What is computer vision (or machine vision)?

We’re excited to bring Transform 2022 back to life on July 19th and virtually July 20-28. Join AI and data leaders for sensible conversations and exciting networking opportunities. Register today!


The process of recognizing objects and understanding the world through images collected from digital cameras is often referred to as “computer vision” or “machine vision”. It is one of the most complex and challenging areas of Artificial Intelligence (AI), partly due to the complexity of the many scenes captured from the real world.

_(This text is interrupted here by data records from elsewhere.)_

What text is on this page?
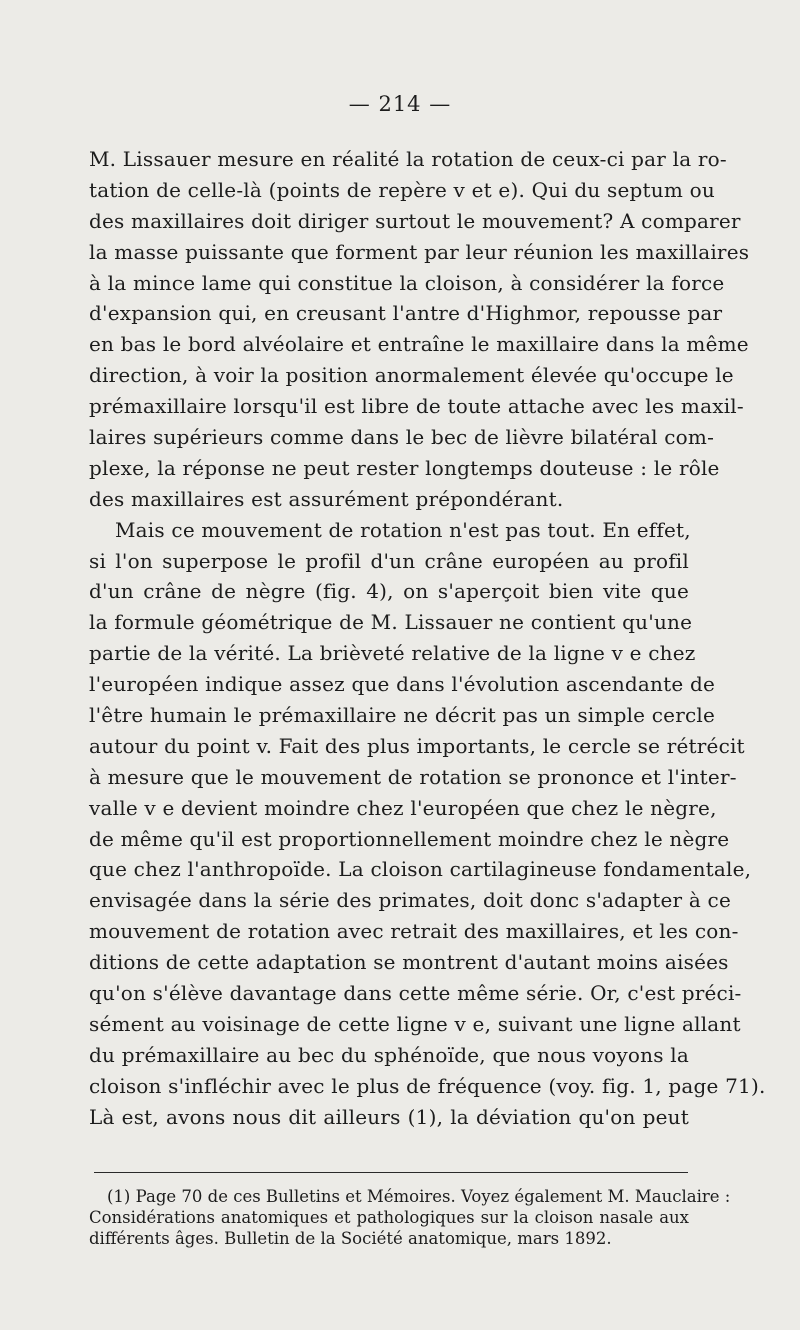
— 214 —
M. Lissauer mesure en réalité la rotation de ceux-ci par la ro-
tation de celle-là (points de repère v et e). Qui du septum ou
des maxillaires doit diriger surtout le mouvement? A comparer
la masse puissante que forment par leur réunion les maxillaires
à la mince lame qui constitue la cloison, à considérer la force
d'expansion qui, en creusant l'antre d'Highmor, repousse par
en bas le bord alvéolaire et entraîne le maxillaire dans la même
direction, à voir la position anormalement élevée qu'occupe le
prémaxillaire lorsqu'il est libre de toute attache avec les maxil-
laires supérieurs comme dans le bec de lièvre bilatéral com-
plexe, la réponse ne peut rester longtemps douteuse : le rôle
des maxillaires est assurément prépondérant.
Mais ce mouvement de rotation n'est pas tout. En effet,
si l'on superpose le profil d'un crâne européen au profil
d'un crâne de nègre (fig. 4), on s'aperçoit bien vite que
la formule géométrique de M. Lissauer ne contient qu'une
partie de la vérité. La brièveté relative de la ligne v e chez
l'européen indique assez que dans l'évolution ascendante de
l'être humain le prémaxillaire ne décrit pas un simple cercle
autour du point v. Fait des plus importants, le cercle se rétrécit
à mesure que le mouvement de rotation se prononce et l'inter-
valle v e devient moindre chez l'européen que chez le nègre,
de même qu'il est proportionnellement moindre chez le nègre
que chez l'anthropoïde. La cloison cartilagineuse fondamentale,
envisagée dans la série des primates, doit donc s'adapter à ce
mouvement de rotation avec retrait des maxillaires, et les con-
ditions de cette adaptation se montrent d'autant moins aisées
qu'on s'élève davantage dans cette même série. Or, c'est préci-
sément au voisinage de cette ligne v e, suivant une ligne allant
du prémaxillaire au bec du sphénoïde, que nous voyons la
cloison s'infléchir avec le plus de fréquence (voy. fig. 1, page 71).
Là est, avons nous dit ailleurs (1), la déviation qu'on peut
(1) Page 70 de ces Bulletins et Mémoires. Voyez également M. Mauclaire :
Considérations anatomiques et pathologiques sur la cloison nasale aux
différents âges. Bulletin de la Société anatomique, mars 1892.
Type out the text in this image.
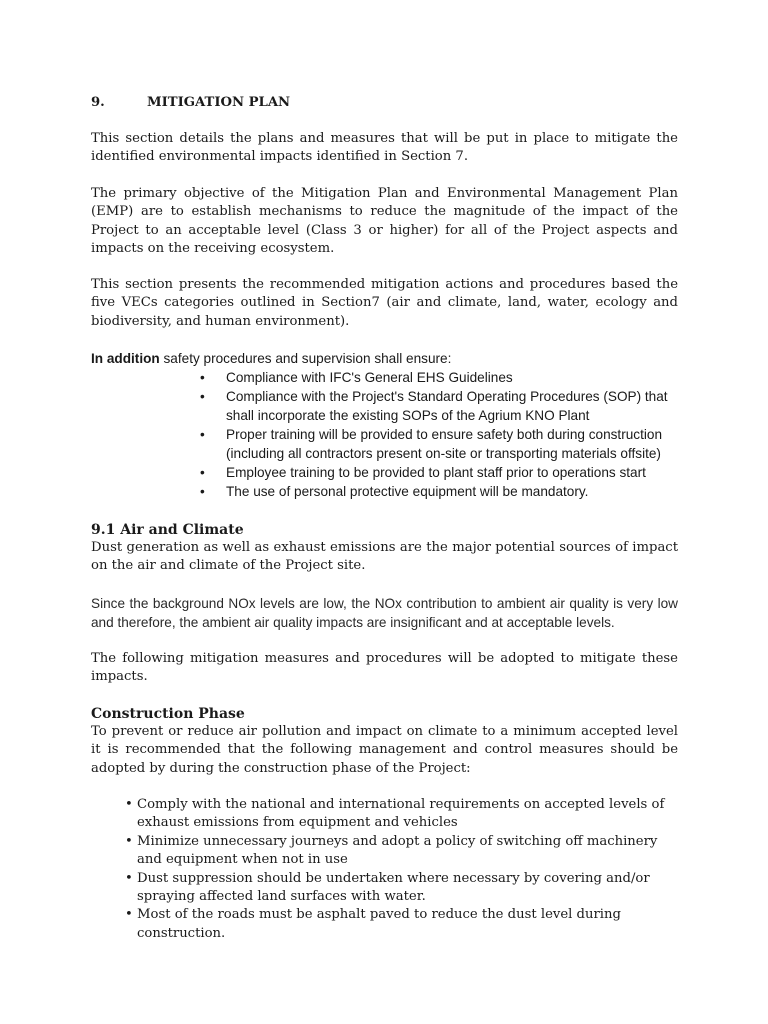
9.	MITIGATION PLAN

This section details the plans and measures that will be put in place to mitigate the identified environmental impacts identified in Section 7.

The primary objective of the Mitigation Plan and Environmental Management Plan (EMP) are to establish mechanisms to reduce the magnitude of the impact of the Project to an acceptable level (Class 3 or higher) for all of the Project aspects and impacts on the receiving ecosystem.

This section presents the recommended mitigation actions and procedures based the five VECs categories outlined in Section7 (air and climate, land, water, ecology and biodiversity, and human environment).

In addition safety procedures and supervision shall ensure:
•	Compliance with IFC's General EHS Guidelines
•	Compliance with the Project's Standard Operating Procedures (SOP) that shall incorporate the existing SOPs of the Agrium KNO Plant
•	Proper training will be provided to ensure safety both during construction (including all contractors present on-site or transporting materials offsite)
•	Employee training to be provided to plant staff prior to operations start
•	The use of personal protective equipment will be mandatory.
9.1 Air and Climate

Dust generation as well as exhaust emissions are the major potential sources of impact on the air and climate of the Project site.

Since the background NOx levels are low, the NOx contribution to ambient air quality is very low and therefore, the ambient air quality impacts are insignificant and at acceptable levels.

The following mitigation measures and procedures will be adopted to mitigate these impacts.

Construction Phase

To prevent or reduce air pollution and impact on climate to a minimum accepted level it is recommended that the following management and control measures should be adopted by during the construction phase of the Project:

• Comply with the national and international requirements on accepted levels of exhaust emissions from equipment and vehicles
• Minimize unnecessary journeys and adopt a policy of switching off machinery and equipment when not in use
• Dust suppression should be undertaken where necessary by covering and/or spraying affected land surfaces with water.
• Most of the roads must be asphalt paved to reduce the dust level during construction.
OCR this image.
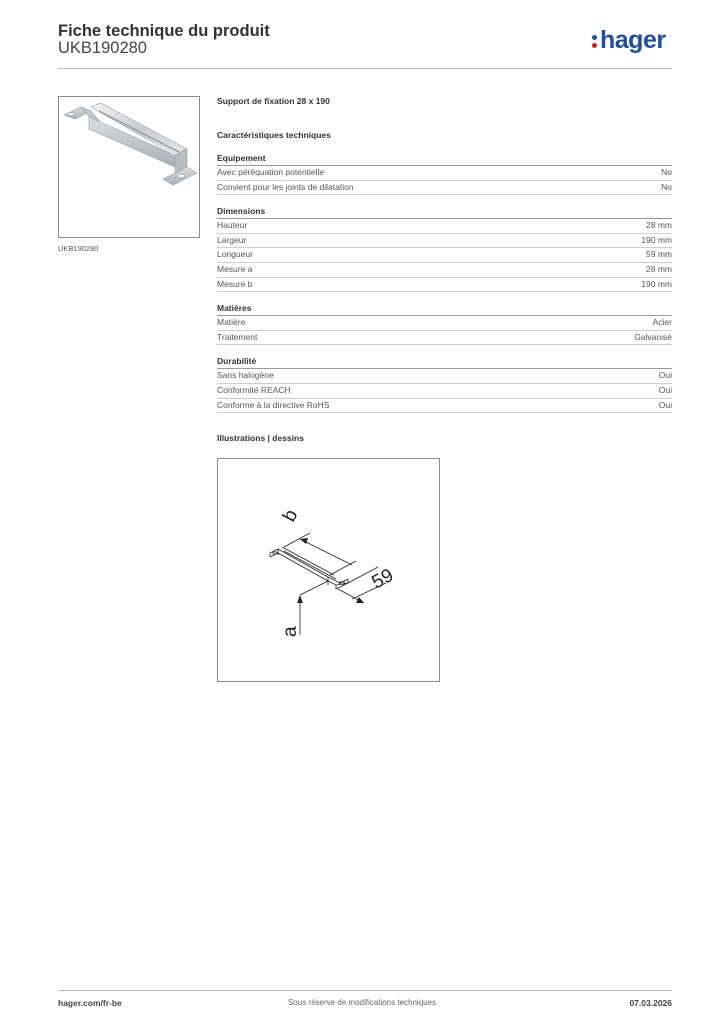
Fiche technique du produit
UKB190280	hager
UKB190280
Support de fixation 28 x 190
Caractéristiques techniques
Equipement
Avec péréquation potentielle	No
Convient pour les joints de dilatation	No
Dimensions
Hauteur	28 mm
Largeur	190 mm
Longueur	59 mm
Mesure a	28 mm
Mesure b	190 mm
Matières
Matière	Acier
Traitement	Galvanisé
Durabilité
Sans halogène	Oui
Conformité REACH	Oui
Conforme à la directive RoHS	Oui
Illustrations | dessins
b
59
a
hager.com/fr-be	Sous réserve de modifications techniques	07.03.2026
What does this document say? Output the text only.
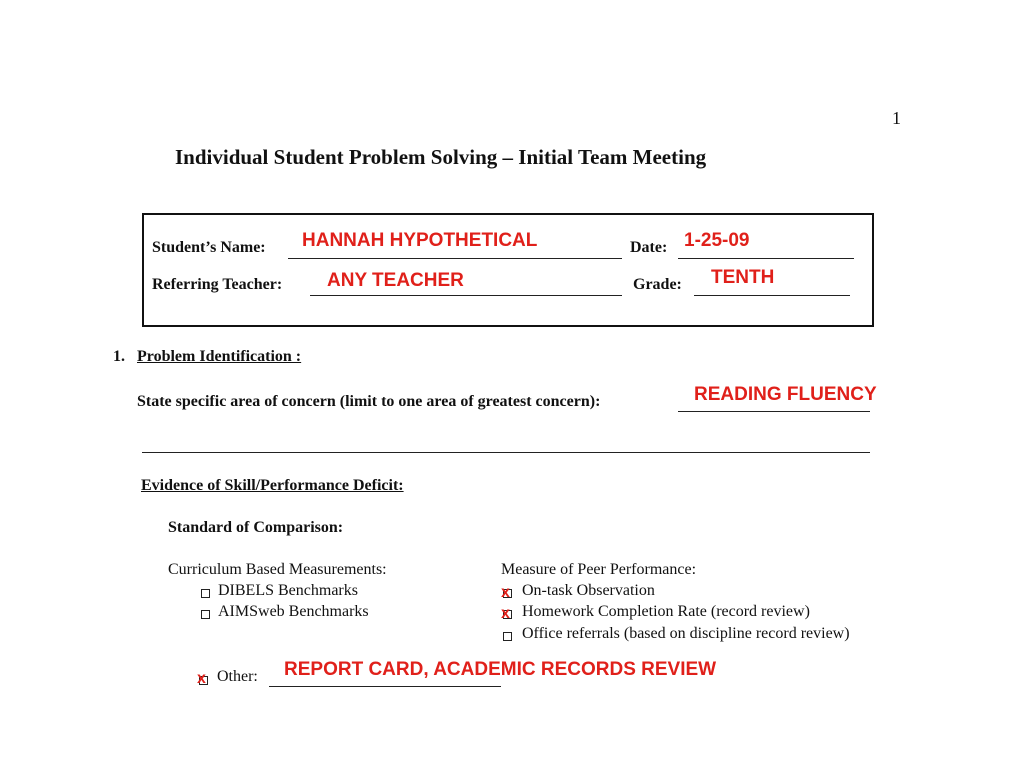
1
Individual Student Problem Solving – Initial Team Meeting
Student’s Name: HANNAH HYPOTHETICAL	Date: 1-25-09
Referring Teacher: ANY TEACHER	Grade: TENTH
1. Problem Identification :
State specific area of concern (limit to one area of greatest concern):	READING FLUENCY
Evidence of Skill/Performance Deficit:
Standard of Comparison:
Curriculum Based Measurements:
DIBELS Benchmarks
AIMSweb Benchmarks
Measure of Peer Performance:
x On-task Observation
x Homework Completion Rate (record review)
Office referrals (based on discipline record review)
x Other: REPORT CARD, ACADEMIC RECORDS REVIEW
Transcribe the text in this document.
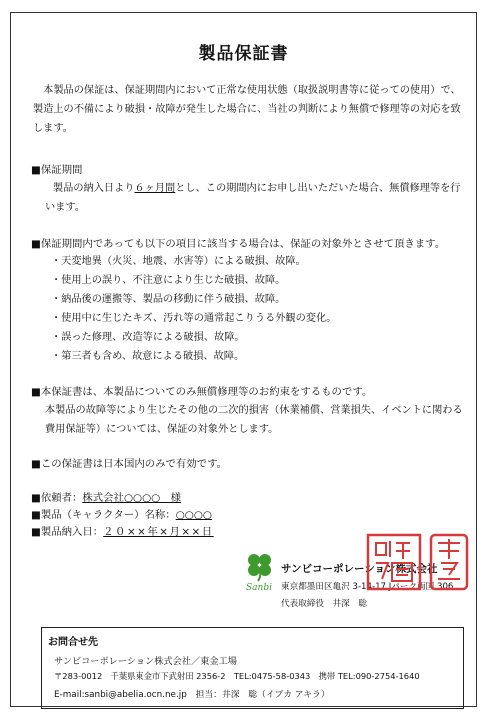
製品保証書
　本製品の保証は、保証期間内において正常な使用状態（取扱説明書等に従っての使用）で、製造上の不備により破損・故障が発生した場合に、当社の判断により無償で修理等の対応を致します。
■保証期間
製品の納入日より６ヶ月間とし、この期間内にお申し出いただいた場合、無償修理等を行います。
■保証期間内であっても以下の項目に該当する場合は、保証の対象外とさせて頂きます。
・天変地異（火災、地震、水害等）による破損、故障。
・使用上の誤り、不注意により生じた破損、故障。
・納品後の運搬等、製品の移動に伴う破損、故障。
・使用中に生じたキズ、汚れ等の通常起こりうる外観の変化。
・誤った修理、改造等による破損、故障。
・第三者も含め、故意による破損、故障。
■本保証書は、本製品についてのみ無償修理等のお約束をするものです。
本製品の故障等により生じたその他の二次的損害（休業補償、営業損失、イベントに関わる費用保証等）については、保証の対象外とします。
■この保証書は日本国内のみで有効です。
■依頼者：株式会社○○○○　様
■製品（キャラクター）名称：○○○○
■製品納入日：２０××年×月××日
Sanbi
サンビコーポレーション株式会社
東京都墨田区亀沢 3-14-17 Jパーク両国 306
代表取締役　井深　聡
お問合せ先
サンビコーポレーション株式会社／東金工場
〒283-0012　千葉県東金市下武射田 2356-2　TEL:0475-58-0343　携帯 TEL:090-2754-1640
E-mail:sanbi@abelia.ocn.ne.jp　担当：井深　聡（イブカ アキラ）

The area depends on the digital version of the area viewed by the camera on a combination of geometry, statistics, optics, machine learning and sometimes lighting. Many algorithms deliberately focus on a very narrow and focused goal, such as identifying and reading license plates.

Key Areas of Computer Vision

AI scientists often focus on specific targets, and these specific challenges have evolved into important subdivisions. Often, this focus leads to better performance because algorithms have more clearly defined functions. The general goal of Machine Vision may be insurmountable, but it is possible to answer simple questions like reading every license plate behind a toll booth.

Some important areas are:

  • Facial recognition: Identifying people using the ratio of the distance between facial features and facial features in images can help organize the collection of photos and videos. In some cases, it may provide accurate identification enough to provide security.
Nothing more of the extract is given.